ユダヤ人と日本人 その26 スターリンによる大粛清 その5 医師団陰謀事件

「知られざるスターリン」には、戦前から戦後にかけての極めて赤裸々なソ連の全体主義国家の内部が描きだされている。

話題は少し遡る。共産党指導部に向けられた包括的な「シオニストの陰謀」は1948年の始め、スターリンによって計画された。それは1946年に始まった反コスモポリタンキャンペーン(Anti-cosmopolitan)に続くものとされている。1948年の反セミティズム(Anti-semitism)キャンペーンで逮捕された者は数十人に及ぶが、そのほとんどがソ連の「ユダヤ人反ファシスト委員会」のメンバーであったといわれる。

医師団陰謀事件という悪名高いでっちあげがある。
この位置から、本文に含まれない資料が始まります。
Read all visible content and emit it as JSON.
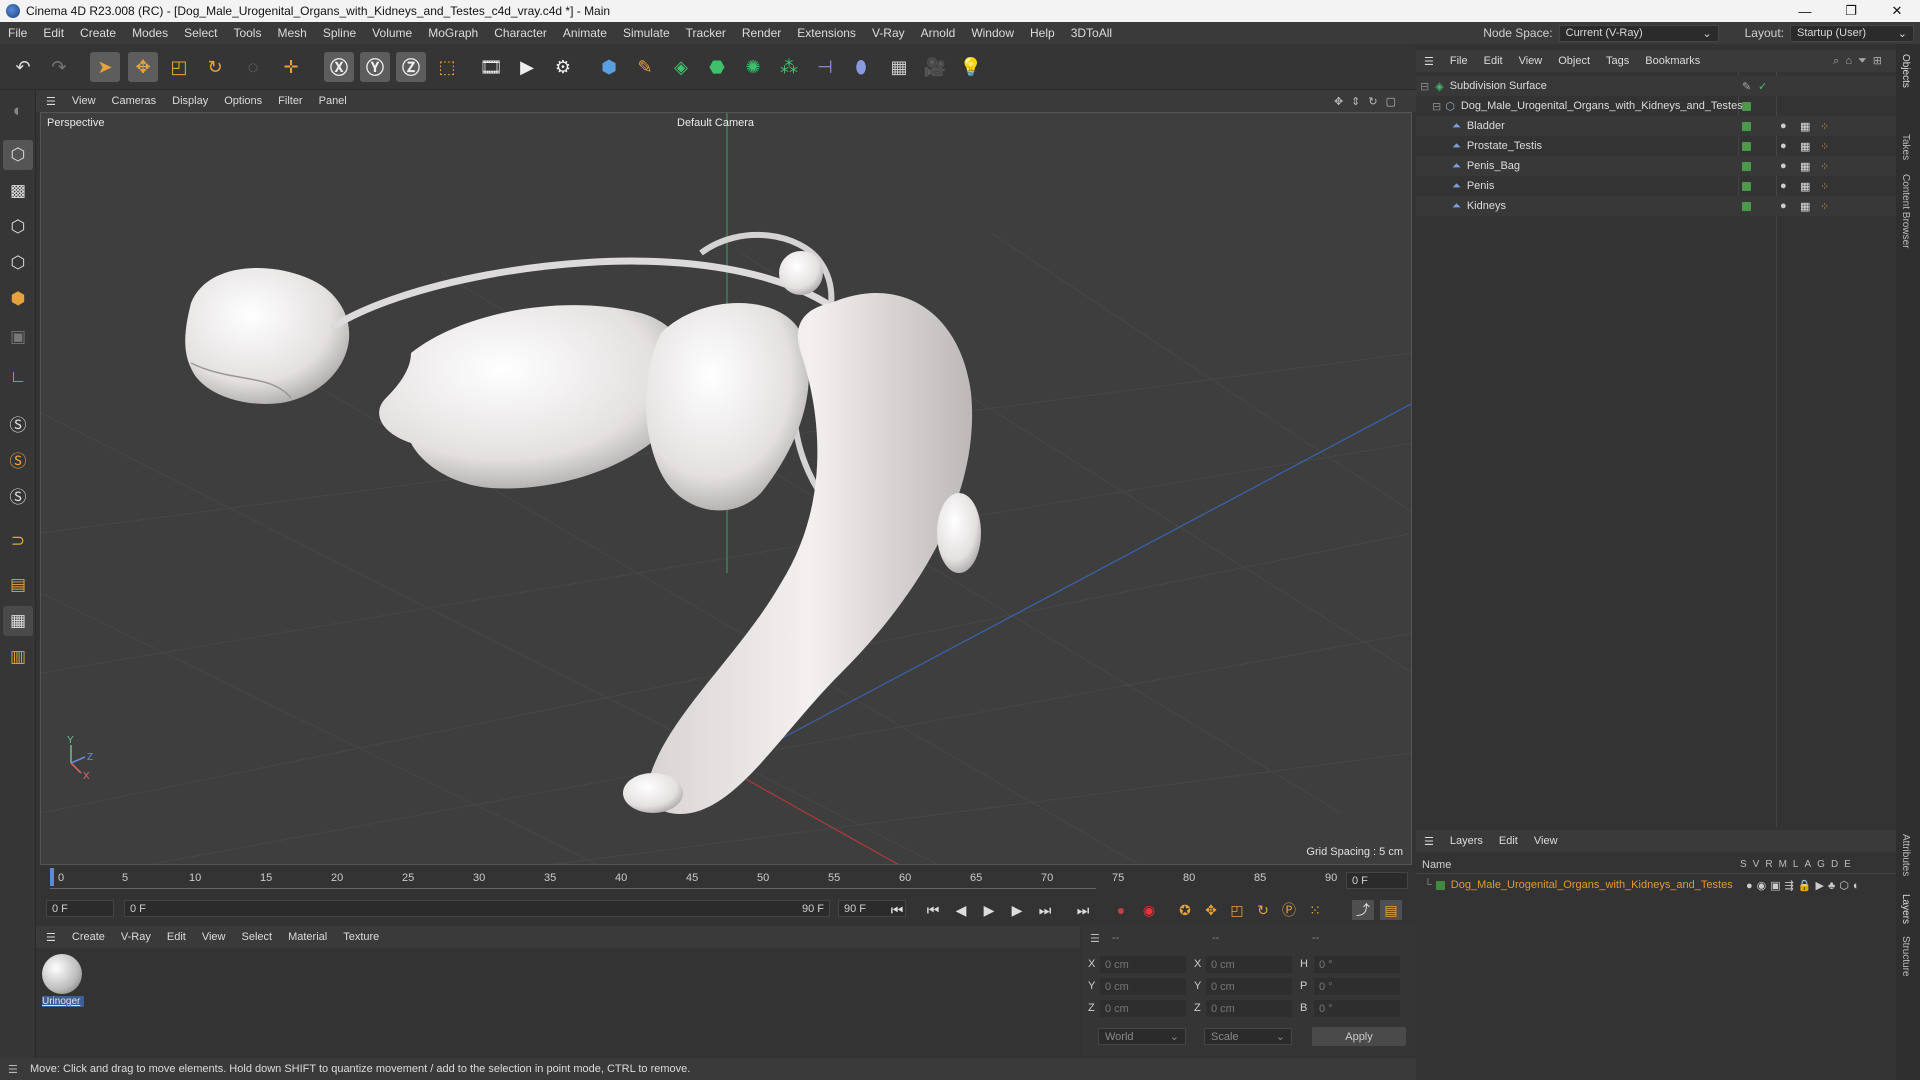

この事件は、クレムリン(Kremlin)病院のユダヤ人医師が次々と逮捕される事件である。「誤った治療法によりソビエト要人の命を縮めることを目的としたテロリスト医師グループが保安局によって摘発された」ということに始まる。ユダヤ主義を掲げるシオニスト(Zionist)の仕業であると捏造されたのである。

事件は1952年のスターリンの主治医であったウィノグラード(Winograd)の逮捕をきっかけに始められている。アメリカ人シオニストの手先として陰謀をはかったという大規模なつるし上げが始まる。ウィノグラードがイギリスの諜報機関の手先であったとか、国際ユダヤ人組織「ジョイント」(American Jewish Joint Distribution Committee)に雇われていた、としてユダヤ人医師が摘発されるのである。「ジョイント」は1914年に設立され、本部はニューヨーク市にあって70か国にわたる活動をしていた。